Buying Tea in Kyoto

When we talked about buying presents in Japan for our family, one gift I knew ahead of time: green tea for my dad. He’s a confirmed green tea drinker, and while he has his supply of Chinese green tea from a friend, he hadn’t had Japanese green tea.

Beyond the vague shopping list of “tea, green” and a desire to avoid the Japanese equivalent of Lipton green tea, I had no plan. I was excited when we passed a specialty tea shop while we were spiraling in to our ryokan, but since we were — not lost, exactly, but not entirely found, we decided to return later.

We weren’t able to stop until the last afternoon in Kyoto, on our way to check out of the ryokan. The store looked closed, but one of the two women chatting outside was the owner, and ushered us back in.

Tea Shop Owner

Our Japanese-speaking friend once again had the pleasure of translating for me as we tried to figure out what kind of tea she sold, and what the difference between the foil bags of tea and the more traditional-looking packages of tea were. It turned out she sold tea powder that you mixed straight into water and drank, and tea leaves mixed with rice that you steeped using an infuser. She could tell we were confused by the difference, so, unprompted by us, she grabbed a package of both kinds from the shelves, ripped them open, and made us tea.

Cups of tea

While she made tea and fetched cups, I boggled that she was so willing to do that for us. The second surprise came when, as she was serving the tea-and-rice combination, she said, “I’m learning English, but I don’t know it very well yet.” She had a nearly American-neutral accent.

We ended up buying both kinds of tea for my dad and some for us as well. The owner wrapped everything up in many layers of paper. As I turned to leave, she dropped several packages of green tea cookies in the bag.

So I got my present for my dad. Even better, I got a story to go with the present.

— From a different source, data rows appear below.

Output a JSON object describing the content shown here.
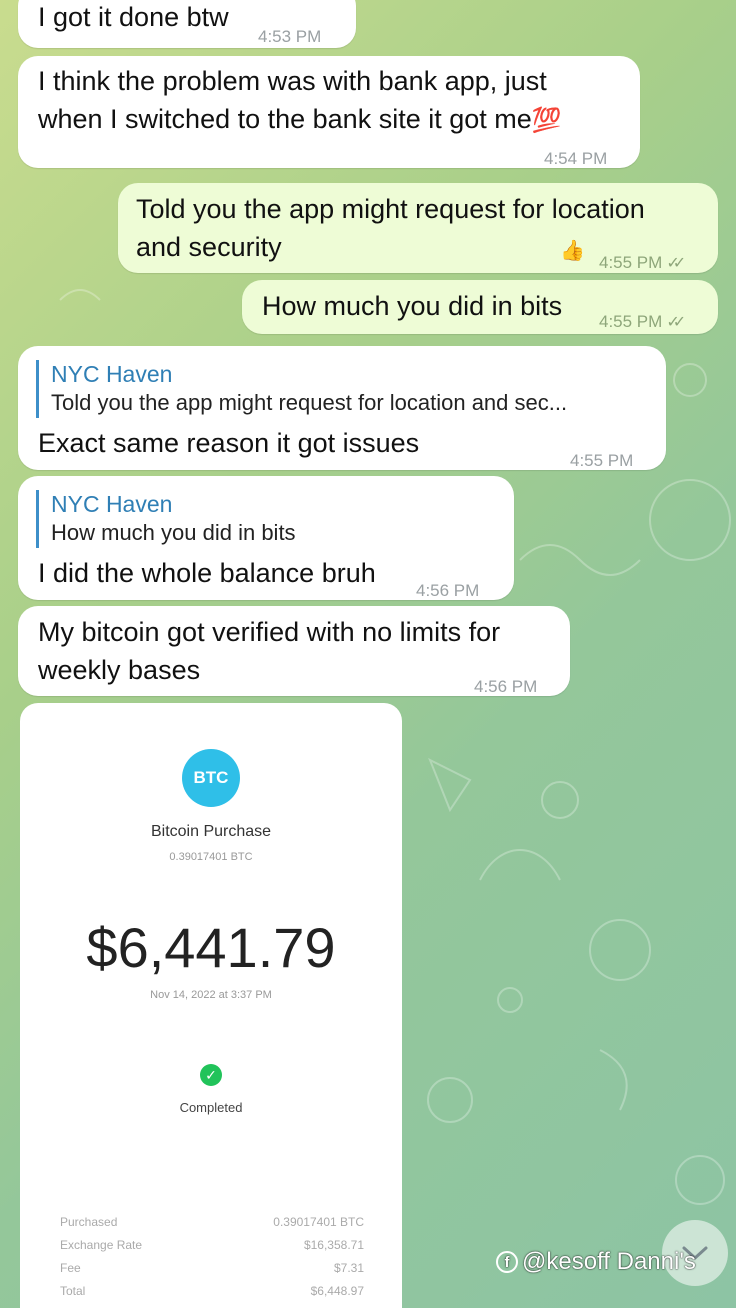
{
  "messages": [
    {
      "text": "I got it done btw",
      "time": "4:53 PM"
    },
    {
      "text_line1": "I think the problem was with bank app, just",
      "text_line2": "when I switched to the bank site it got me",
      "emoji": "💯",
      "time": "4:54 PM"
    },
    {
      "text_line1": "Told you the app might request for location",
      "text_line2": "and security",
      "reaction": "👍",
      "time": "4:55 PM"
    },
    {
      "text": "How much you did in bits",
      "time": "4:55 PM"
    },
    {
      "reply_name": "NYC Haven",
      "reply_text": "Told you the app might request for location and sec...",
      "text": "Exact same reason it got issues",
      "time": "4:55 PM"
    },
    {
      "reply_name": "NYC Haven",
      "reply_text": "How much you did in bits",
      "text": "I did the whole balance bruh",
      "time": "4:56 PM"
    },
    {
      "text_line1": "My bitcoin got verified with no limits for",
      "text_line2": "weekly bases",
      "time": "4:56 PM"
    }
  ],
  "receipt": {
    "badge": "BTC",
    "title": "Bitcoin Purchase",
    "sub_amount": "0.39017401 BTC",
    "amount": "$6,441.79",
    "date": "Nov 14, 2022 at 3:37 PM",
    "status": "Completed",
    "rows": [
      {
        "label": "Purchased",
        "value": "0.39017401 BTC"
      },
      {
        "label": "Exchange Rate",
        "value": "$16,358.71"
      },
      {
        "label": "Fee",
        "value": "$7.31"
      },
      {
        "label": "Total",
        "value": "$6,448.97"
      }
    ]
  },
  "watermark": "@kesoff Danni's",
  "icons": {
    "read": "double-check-icon",
    "scroll": "chevron-down-icon",
    "status": "check-circle-icon"
  }
}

11 thoughts on “Buying Tea in Kyoto

  1. I have some green tea with rice. I bought it from the Vietnamese market in Madison. My dad had green tea in Japan, hated it and thinks that all green tea must be like that. He goes on and on about that when I mention green tea.
    I have read a lot of people add green tea powder to smoothies. I was just reading about it today. I wonder if it is similar. What I read about was called Matcha.

  2. Ah, the post I’ve been waiting for! I’m jealous, since Japanese tea is one of my favorite things in the world and I’ve never had it on its home turf.

    The powdered tea is indeed called matcha; it’s used in the Japanese tea ceremony, and it’s considered the most premium of all Japanese tea. It’s nothing like American or British instant tea. To make it, you have to measure carefully, heat the water to the proper temperature, and mix with an expensive bamboo whisk. You can think of this as annoying or part of the fun.

    The tea with brown rice, genmaicha, is a great introduction to Japanese tea: inexpensive, easy drinking, brewable at a full boil, and a little quirky. I drink it often.

    I hope this is not true of your dad, but I find that it’s pretty rare for someone to really like both Chinese and Japanese teas. They’re incredibly different–I always tell people they’re as different as green and black tea. I had a recent conversation with a Taiwanese tea seller, and I brought up Japanese tea. She scoffed: “Love the sushi. Love the cars. But the tea? Ugh.”

  3. Chinese green tea and Japanese green tea are different, but they aren’t as different as “green and black” – it’s just a difference in body and scent.

  4. Exactly, Stephen.

    Fahmi, I’d say they’re also different in flavor and especially in color. And they’re produced differently. The only thing they have in common, as I see it, is that they’re unoxidized, and oxidation level is just one of many, many factors that affect the final product. Unless we’re talking about Dragonwell, my favorite Chinese tea, which is sort of Japanese in style. (I assume calling Dragonwell “sort of Japanese” makes the vinegar BBQ people angry, or something.)